Reflections of Fatherhood by Seth Golder
Doing Riley’s bedtime is one of the best times I get to spend with her. During the weekdays I don’t get to see much of her; I am practically out the door when she wakes up and have at best three hours with her by the time I get home. And to be completely honest, that last hour is usually a marathon of walking around with her, bouncing her and watching Word Party on Netflix to keep her up to an hour that will let her sleep through the night.
But our nighttime routine is when we get to relax; she will let me hold her without squirming, she peacefully closes her eyes to drink her bottle, we rock gently back and forth, and best of all, grasps at my thumb or finger with her little fist. It was during this time where I thought about what kind of slant I wanted to give my entry to the blog. I considered the generic Joys of Fatherhood or taking my experiences with other people’s children as a teacher and how that affects my parenting style.
The answer came to me pretty clearly. We had just ended a pretty challenging week. Riley had caught a cold, which happens pretty frequently being in daycare. She didn’t want to be put down. She kicked and squirmed when we held her. Refused to eat. Wouldn’t sleep.

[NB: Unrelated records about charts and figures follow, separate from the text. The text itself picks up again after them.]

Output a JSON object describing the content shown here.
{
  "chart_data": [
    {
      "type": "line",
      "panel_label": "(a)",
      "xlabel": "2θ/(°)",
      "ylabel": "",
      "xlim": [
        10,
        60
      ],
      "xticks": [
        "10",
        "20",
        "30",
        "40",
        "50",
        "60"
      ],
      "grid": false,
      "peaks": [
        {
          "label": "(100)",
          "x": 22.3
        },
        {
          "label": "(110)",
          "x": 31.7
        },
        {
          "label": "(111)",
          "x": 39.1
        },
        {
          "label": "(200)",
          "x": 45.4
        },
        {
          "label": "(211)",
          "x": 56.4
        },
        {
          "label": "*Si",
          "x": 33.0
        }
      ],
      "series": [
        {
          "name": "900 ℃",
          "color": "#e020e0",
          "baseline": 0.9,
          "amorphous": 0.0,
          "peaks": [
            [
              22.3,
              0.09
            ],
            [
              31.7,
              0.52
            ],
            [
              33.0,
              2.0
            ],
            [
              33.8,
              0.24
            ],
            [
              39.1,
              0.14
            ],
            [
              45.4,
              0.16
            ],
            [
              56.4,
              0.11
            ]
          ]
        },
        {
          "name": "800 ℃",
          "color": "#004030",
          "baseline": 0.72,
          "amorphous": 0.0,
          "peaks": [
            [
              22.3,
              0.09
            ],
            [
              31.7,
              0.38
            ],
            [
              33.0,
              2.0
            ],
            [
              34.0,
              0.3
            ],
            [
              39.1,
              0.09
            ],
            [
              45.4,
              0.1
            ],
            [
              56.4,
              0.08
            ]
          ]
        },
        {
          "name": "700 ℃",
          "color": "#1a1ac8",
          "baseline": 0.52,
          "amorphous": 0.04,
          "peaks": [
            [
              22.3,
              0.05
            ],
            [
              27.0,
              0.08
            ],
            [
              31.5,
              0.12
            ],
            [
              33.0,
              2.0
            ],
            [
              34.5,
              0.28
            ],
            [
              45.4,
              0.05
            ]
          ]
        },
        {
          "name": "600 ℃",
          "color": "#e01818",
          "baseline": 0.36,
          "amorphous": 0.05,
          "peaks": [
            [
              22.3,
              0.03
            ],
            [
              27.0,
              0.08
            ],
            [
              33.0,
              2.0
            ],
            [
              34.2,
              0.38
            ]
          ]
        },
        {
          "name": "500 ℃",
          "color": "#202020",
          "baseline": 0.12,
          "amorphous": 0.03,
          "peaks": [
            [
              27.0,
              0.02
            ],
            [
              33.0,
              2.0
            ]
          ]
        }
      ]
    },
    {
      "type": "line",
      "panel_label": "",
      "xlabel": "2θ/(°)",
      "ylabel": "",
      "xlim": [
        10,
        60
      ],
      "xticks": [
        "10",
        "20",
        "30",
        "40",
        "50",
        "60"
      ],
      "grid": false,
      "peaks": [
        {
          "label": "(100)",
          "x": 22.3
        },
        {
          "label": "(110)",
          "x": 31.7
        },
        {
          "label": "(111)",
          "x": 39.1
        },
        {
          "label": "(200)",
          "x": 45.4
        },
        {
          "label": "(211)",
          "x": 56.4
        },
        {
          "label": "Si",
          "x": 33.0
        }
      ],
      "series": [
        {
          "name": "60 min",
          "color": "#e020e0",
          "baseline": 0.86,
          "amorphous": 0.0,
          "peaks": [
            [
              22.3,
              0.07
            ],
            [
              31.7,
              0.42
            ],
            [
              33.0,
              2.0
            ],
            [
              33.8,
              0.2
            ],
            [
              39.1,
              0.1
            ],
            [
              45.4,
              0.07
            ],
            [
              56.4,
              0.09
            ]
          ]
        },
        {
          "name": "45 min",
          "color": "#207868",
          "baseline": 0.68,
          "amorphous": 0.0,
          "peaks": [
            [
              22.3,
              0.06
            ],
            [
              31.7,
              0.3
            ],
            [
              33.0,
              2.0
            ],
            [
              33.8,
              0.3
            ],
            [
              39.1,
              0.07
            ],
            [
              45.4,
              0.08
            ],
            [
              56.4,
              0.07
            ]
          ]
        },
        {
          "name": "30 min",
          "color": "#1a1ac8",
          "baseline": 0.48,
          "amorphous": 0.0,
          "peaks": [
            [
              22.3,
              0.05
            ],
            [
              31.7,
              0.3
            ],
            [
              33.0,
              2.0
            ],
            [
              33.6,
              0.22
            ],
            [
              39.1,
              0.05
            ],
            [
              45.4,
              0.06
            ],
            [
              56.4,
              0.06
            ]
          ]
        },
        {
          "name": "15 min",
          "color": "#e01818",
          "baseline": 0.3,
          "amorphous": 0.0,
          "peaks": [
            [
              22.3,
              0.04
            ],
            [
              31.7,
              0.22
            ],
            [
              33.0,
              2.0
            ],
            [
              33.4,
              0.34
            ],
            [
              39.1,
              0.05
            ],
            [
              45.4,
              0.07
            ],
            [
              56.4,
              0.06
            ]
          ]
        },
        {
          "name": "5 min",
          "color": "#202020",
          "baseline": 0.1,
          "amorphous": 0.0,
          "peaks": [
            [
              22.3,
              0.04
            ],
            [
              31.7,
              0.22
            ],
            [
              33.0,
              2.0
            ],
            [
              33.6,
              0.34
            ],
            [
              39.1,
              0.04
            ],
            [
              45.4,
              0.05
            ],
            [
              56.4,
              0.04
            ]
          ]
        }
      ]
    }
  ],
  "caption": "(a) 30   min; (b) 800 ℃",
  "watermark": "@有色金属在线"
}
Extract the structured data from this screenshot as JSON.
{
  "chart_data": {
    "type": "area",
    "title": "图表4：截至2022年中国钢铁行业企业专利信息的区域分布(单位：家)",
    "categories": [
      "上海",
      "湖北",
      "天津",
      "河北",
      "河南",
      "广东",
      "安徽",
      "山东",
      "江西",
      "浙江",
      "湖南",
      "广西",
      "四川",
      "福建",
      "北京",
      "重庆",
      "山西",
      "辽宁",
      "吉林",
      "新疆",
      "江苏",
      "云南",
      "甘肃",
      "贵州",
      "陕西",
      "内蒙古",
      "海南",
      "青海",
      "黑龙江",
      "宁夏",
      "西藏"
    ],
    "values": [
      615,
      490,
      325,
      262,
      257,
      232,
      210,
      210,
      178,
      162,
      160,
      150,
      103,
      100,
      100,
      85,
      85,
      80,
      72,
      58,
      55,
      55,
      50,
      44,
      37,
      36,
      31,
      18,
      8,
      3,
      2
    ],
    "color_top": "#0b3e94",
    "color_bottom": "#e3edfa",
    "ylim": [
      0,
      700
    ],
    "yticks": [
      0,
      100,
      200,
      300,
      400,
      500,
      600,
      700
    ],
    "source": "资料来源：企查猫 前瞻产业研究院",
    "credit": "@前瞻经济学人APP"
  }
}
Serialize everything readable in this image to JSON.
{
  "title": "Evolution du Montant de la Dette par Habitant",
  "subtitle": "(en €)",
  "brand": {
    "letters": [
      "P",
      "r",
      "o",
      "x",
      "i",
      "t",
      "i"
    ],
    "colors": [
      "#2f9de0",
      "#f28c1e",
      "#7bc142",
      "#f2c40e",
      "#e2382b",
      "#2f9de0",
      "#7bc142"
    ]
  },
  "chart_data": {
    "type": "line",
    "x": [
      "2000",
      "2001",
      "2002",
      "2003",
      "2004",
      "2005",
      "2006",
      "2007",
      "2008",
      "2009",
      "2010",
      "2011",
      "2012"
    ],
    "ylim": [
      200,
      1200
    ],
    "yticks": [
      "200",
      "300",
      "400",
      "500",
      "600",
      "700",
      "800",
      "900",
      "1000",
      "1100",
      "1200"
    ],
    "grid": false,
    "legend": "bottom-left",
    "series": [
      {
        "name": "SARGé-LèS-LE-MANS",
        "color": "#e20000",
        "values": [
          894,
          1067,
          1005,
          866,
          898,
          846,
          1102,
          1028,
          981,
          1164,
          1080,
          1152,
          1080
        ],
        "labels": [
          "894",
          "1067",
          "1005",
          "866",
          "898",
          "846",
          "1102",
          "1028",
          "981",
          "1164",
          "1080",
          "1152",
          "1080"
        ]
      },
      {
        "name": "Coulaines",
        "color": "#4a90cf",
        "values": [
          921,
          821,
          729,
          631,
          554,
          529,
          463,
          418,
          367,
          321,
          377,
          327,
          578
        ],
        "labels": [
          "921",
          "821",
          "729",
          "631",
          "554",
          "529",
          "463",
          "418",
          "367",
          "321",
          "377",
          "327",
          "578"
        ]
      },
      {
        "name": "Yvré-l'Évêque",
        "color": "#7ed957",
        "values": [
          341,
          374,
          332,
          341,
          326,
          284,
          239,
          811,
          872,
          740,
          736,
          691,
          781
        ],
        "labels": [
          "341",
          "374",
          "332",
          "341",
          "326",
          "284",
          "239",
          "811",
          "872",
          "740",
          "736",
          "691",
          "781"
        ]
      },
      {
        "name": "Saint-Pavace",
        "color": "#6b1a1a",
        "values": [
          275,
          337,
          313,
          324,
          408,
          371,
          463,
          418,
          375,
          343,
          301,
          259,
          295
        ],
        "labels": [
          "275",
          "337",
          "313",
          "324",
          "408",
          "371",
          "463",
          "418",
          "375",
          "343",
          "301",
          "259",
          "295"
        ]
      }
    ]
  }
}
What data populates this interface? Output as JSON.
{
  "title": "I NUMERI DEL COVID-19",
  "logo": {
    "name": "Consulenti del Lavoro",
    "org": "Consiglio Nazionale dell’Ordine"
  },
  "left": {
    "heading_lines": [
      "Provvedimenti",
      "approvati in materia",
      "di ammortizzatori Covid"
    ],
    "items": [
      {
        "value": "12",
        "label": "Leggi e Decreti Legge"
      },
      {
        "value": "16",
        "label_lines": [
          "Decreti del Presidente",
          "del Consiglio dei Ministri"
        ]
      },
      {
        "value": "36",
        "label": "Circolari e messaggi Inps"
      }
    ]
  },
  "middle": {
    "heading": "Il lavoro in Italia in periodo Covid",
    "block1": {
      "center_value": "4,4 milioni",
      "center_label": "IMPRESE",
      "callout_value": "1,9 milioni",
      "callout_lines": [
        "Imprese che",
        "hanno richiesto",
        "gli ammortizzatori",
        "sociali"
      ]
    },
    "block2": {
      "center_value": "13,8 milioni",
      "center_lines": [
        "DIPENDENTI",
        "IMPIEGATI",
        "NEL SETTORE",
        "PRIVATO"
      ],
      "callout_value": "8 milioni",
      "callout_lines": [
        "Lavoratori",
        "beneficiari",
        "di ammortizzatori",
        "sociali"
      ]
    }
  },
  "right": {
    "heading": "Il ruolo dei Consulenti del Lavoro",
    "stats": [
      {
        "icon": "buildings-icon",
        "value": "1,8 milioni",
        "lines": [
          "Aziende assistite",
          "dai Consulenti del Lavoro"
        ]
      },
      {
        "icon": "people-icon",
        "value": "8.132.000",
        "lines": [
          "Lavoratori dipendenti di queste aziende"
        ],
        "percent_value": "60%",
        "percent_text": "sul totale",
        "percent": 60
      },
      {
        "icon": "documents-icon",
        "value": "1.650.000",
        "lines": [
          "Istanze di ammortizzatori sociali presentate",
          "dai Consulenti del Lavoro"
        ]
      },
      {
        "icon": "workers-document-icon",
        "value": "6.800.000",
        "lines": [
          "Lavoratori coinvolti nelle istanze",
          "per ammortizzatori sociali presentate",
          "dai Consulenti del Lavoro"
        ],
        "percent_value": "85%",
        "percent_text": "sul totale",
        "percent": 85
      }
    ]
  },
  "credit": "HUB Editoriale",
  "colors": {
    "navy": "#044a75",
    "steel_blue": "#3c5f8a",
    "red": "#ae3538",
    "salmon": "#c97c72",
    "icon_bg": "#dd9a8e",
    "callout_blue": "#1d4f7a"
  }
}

At the same time, she was getting to age where many other kids were crawling and some were getting ready to start walking. Facebook provided constant source material for comparison. But Riley hated it. She wouldn’t stay on her belly for more than a few minutes without getting so frustrated with herself and shrieking. So I did what I think many other parents do; I worried and overthought things. What if she has a physical developmental delay? Are we coddling her and not making her push through the frustration enough? I read every mommy website and WebMD article on the subject.
As most things do, her cold came to pass after a week or so. She smiled and laughed again. She let us hold her and she played independently. It was one of those complete about-faces that took us from “Well, I guess Riley is going to be an only child,” to thinking about the next one. About two days after she was completely symptom free, she pulled herself up for the first time! As proud as Jaclyn and I were, Riley was even more proud of herself. We clapped and she beamed her happiest smile. Yesterday we got the report from daycare that she took her first crawling steps.
So as I close in on my first 10 months of fatherhood, I think that is my biggest takeaway. As hard as it is, don’t obsess on comparisons. Don’t question every decision you make. Don’t look too far into the future. Enjoy the smiles, laughs and finger holding while you have it.